I’m sure you’re tired of it because I am too.
By ‘it’, I mean everyone always having something to say about millennials.
‘Millennials are too sensitive”, “millennials don’t work hard”, ‘millennials have no ambition”, “millennials don’t save.”
You name it we’ve heard it.
Unlike our baby boomer parents, as millennials we are experiencing a completely different economic atmosphere than previous generations. Millennials are considered to be the most educated generation in history but why is it that we’re on track to less prosperity and financial security than our parents?
Well, life was vastly different back then compared to now. Today, millennials are operating in a significantly more competitive market than our predecessors. With increased access to education, information and decreased access to resources, millennials have to work much harder to access the same prosperity as their parents.
While this might be a more complex conversation about economics, technology and generational cultures, we’re gonna keep it simple today and talk about how some aspects of millennial culture, such as peer pressure is causing millennials to lose money.
Since its launch in 2010, Instagram has gained o ver 1 billion users worldwide. Facebook launched in 2005 and since then has acquired over 1.69 billion users. The social platforms that allow users to share aspects of their lives in as much or as little as they want. However, with sharing also comes comparison.

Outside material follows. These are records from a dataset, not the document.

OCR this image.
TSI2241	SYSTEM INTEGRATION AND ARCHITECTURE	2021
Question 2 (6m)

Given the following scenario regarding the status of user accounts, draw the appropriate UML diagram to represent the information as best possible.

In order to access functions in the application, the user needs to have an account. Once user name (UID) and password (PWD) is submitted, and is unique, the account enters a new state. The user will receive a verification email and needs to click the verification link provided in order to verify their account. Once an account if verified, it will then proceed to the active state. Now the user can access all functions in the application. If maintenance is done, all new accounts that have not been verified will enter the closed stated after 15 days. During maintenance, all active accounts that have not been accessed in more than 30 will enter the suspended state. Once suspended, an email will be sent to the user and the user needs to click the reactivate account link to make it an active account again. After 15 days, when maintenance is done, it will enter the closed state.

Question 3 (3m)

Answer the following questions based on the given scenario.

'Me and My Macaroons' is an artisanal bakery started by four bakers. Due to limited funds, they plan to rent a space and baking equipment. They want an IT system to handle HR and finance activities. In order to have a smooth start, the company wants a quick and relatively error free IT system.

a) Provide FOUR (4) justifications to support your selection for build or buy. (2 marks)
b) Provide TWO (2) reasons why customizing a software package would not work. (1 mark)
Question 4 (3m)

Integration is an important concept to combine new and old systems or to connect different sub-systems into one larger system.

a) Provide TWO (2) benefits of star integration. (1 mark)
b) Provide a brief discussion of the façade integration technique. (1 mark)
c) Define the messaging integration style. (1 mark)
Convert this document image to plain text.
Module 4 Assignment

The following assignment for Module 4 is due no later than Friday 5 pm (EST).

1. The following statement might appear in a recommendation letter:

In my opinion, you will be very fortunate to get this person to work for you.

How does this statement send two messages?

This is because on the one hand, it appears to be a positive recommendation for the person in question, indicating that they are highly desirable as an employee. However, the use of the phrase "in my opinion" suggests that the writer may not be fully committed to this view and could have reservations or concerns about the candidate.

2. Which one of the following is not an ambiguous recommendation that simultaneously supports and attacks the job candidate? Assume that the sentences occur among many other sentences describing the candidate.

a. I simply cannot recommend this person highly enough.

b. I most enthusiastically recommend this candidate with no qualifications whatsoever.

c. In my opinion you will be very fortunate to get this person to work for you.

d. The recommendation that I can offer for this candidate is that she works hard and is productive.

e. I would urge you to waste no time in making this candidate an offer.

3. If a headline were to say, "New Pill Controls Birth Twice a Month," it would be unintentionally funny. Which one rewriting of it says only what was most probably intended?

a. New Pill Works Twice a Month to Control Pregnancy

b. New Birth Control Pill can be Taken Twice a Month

In a 2019 survey done by Allianz Life Insurance, 57% of millennials reported making unplanned purchases because of what they saw on social media. Which is not a farfetched statistic. If I’m sharing photos of my fancy life, my big car and all my international vacations to people who maybe may not have nearly as much, this is bound to cause a lot of social and financial comparison. This kind of comparison can incite feelings of inadequacy, self-questioning and failure.
It’s important to remember that financial comparison can also mean financial ruin. Just because someone else can afford it and is sharing it doesn’t mean that you can and you should.
With the rise of social media, social and financial comparisons have been intensely heightened which means that demographics growing up in this time, aka, millennials are confronted with financial peer pressure much more intimately and frequently than previous generations.
Seeing how people spend versus how they save
One unique thing about social media is you see what people want you to see.
From a financial perspective, what you see is how people spend, not how people save.
When you see your friend going on multiple vacations, always dressed in the best clothes and always eating at the nicest restaurants, it’s important to remember that you’re not seeing what’s in their account. All you’re seeing is what’s being taken out of the account in the form of a ‘lifestyle’.
How many posts on social media do you see about how big someone’s savings account is vs. how many posts do you about how food, fun and travel?
Unlike previous generations, millennials are able to see how their age mates use and spend money much more than their parents did. While this could be considered beneficial in some instances, curated narratives on social media can also skew millennials’ idea of how they should be spending their money? Or influence where they should be financially?
From a financial viewpoint, as we flip through our various social media platforms it’s important to remember that what we see isn’t the full picture and shouldn’t necessarily dictate how we use or don’t use our money.